The Libby8dev website covers some simple computer designs including Libby8 itself, but is mostly about the DIY 8-bit computer:
FIGnition is an educational DIY computer which you can buy, easily build, write simple programs directly on it and importantly: understand from end to end. All you need is £20 and some simple soldering equipment - that's all I used to develop it in the first place! FIGnition is like an early 80s microcomputer: it only has 8Kb of RAM (expandable to 32Kb) and 384Kb of storage. It uses 3 chips and only 46 components. It is powered by USB and uses USB to upgrade the firmware, so FIGnition will improve over time. It runs a variant of FIG-Forth. Find out more from here.

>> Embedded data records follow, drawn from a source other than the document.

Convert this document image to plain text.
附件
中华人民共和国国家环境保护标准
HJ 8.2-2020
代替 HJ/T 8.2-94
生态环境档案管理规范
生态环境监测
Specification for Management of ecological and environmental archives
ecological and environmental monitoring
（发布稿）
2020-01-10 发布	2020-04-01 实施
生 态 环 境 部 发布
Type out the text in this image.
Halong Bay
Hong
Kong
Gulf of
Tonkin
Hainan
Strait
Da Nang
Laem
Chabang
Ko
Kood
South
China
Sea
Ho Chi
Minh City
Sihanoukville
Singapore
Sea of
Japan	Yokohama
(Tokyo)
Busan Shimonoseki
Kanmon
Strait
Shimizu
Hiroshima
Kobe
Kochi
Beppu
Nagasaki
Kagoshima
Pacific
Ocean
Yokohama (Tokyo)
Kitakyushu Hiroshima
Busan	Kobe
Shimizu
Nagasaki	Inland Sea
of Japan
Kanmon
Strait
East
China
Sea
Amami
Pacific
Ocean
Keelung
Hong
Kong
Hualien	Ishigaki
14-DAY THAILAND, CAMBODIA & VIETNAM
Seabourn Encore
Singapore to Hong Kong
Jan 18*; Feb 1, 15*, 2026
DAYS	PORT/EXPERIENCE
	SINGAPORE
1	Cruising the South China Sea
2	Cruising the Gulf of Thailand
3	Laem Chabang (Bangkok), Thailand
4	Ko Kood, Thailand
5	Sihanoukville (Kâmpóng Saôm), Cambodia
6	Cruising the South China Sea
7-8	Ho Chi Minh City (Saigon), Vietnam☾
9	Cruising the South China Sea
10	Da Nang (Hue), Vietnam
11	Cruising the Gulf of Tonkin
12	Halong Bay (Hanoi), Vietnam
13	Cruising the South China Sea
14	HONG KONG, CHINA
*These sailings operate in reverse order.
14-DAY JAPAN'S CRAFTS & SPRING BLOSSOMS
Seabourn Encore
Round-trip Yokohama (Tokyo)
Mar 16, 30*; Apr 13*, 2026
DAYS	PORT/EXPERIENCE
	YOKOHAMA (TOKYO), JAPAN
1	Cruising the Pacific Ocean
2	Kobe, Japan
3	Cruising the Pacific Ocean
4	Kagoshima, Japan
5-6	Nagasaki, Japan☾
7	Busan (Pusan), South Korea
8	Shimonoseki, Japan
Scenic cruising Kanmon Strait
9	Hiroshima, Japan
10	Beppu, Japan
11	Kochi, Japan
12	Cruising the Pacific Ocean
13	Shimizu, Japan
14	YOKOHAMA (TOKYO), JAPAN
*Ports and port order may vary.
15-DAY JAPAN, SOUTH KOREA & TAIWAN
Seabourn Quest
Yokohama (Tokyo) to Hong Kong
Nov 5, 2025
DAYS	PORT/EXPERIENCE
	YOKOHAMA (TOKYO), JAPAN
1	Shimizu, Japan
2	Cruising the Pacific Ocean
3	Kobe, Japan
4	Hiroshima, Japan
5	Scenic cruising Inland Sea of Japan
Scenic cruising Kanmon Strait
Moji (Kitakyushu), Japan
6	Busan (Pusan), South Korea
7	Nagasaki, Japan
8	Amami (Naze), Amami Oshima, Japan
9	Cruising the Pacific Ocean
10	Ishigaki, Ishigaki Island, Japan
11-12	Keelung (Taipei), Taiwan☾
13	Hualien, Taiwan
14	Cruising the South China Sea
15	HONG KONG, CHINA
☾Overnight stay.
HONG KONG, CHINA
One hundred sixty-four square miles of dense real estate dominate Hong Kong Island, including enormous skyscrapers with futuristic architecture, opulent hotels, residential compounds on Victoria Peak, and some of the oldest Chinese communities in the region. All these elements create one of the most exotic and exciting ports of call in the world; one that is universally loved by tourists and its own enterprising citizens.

PhorsePOV is a simple POV gadget which uses a single button to enter messages in Phorse code (a variation of Morse code centred around a phone keypad layout to make it easy to learn and remember). It's based around an ATTINY25 AVR running from its internal RC powered by a Lithium coin cell strapped to the back. The stripes version is shown on the left, followed by an actual build. PhorsePOV is available to buy.
Libby8 is (or rather, will one day be) a minimalistic Z80-based Hobby Home Computer inspired by Grant Searle's build your own computer articles and the realisation that an Atmel AVR is fast enough to function as a microcontroller-based ULA (an early Gate Array). Libby8 can be build using easily available components: A Z80 CPU, an Atmel AVR, 32Kb of SRAM, 512Kb of serial Flash and some additional descrete components. The hobby board is a veroboard design constructed using Stripes, a fast stripboard design program written in java.
The above shows a potential PCB mockup and an in-progress stripes design for the PCB.